Six months or so is enough time for age to impact a beer's flavor. The flavor and aroma of hops will fade, the bitterness from hops will mellow, as will the alcoholic heat of strong brews. The flavors of added ingredients such as coffee, chocolate or spices will also fade into the background. Sherry-like aromas will develop and the flavors of dried fruit, tobacco and vanilla will intensify. Any sharpness or jagged edges of a brew's flavor will round out.
The best examples of a well-aged beer are less intense but more complex than their fresh counterparts. But again, that doesn't mean an old beer is a "better" beer. Perhaps you prefer the edgy and intense flavors of a fresh stout to the year-old alternative. Developing your palate and deciding where your preferences lie is a great reward for experimenting with cellaring beer at home.
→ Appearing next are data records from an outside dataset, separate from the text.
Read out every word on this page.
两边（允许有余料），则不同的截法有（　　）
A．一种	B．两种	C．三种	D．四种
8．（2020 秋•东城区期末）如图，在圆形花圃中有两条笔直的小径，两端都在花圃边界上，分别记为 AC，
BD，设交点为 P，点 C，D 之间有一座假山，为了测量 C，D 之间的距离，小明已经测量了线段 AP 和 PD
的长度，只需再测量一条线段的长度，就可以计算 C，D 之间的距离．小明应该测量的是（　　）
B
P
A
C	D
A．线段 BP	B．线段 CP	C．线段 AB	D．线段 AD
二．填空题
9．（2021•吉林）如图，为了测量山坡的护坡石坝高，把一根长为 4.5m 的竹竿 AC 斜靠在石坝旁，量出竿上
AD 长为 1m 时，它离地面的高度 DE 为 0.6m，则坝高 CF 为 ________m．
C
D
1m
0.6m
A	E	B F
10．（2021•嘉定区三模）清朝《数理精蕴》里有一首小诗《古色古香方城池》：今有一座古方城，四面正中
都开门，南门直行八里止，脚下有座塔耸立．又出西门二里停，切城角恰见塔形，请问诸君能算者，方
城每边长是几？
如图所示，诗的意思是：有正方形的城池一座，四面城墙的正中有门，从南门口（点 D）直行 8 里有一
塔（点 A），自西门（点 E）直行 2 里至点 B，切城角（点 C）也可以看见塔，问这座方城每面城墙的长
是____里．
The best way to start is a shopping trip to the beer shop. Pick up a six-pack of an imperial stout or a barleywine (Sierra Nevada's Narwhal and Bigfoot are basically made for this experiment), and find a place where you can forget about them for a year.
Unless you're intimately familiar with the beer you chose, open one bottle and enjoy it fresh. Spend some time with the glass to consider the flavor. Is the alcoholic bite intense? Is the flavor balanced and cohesive? Is there any element that sticks out with each sip? Maybe make some notes of your impressions, then pack away the remaining two or three bottles in the closet.
Revisit the stash every few months and make some notes on how the beer has progressed. Does it taste different? Do you like it more than the fresh bottle? But be warned: Enjoying the allure of gently aged beer is something that can turn a preference for craft beer into a full blown hobby.
Don't feel like fussing with cellaring your own brews? There's a shortcut: vintage beers at bars and restaurants. Ask for the bottle list at some of L.A.'s notable craft beer destinations, such as Blue Palms Brewhouse in Hollywood or the Lucky Baldwins pubs in the San Fernando Valley. and you may find some vintage treats — just be ready to pay a premium for the time those brews have spent in someone else's cellar.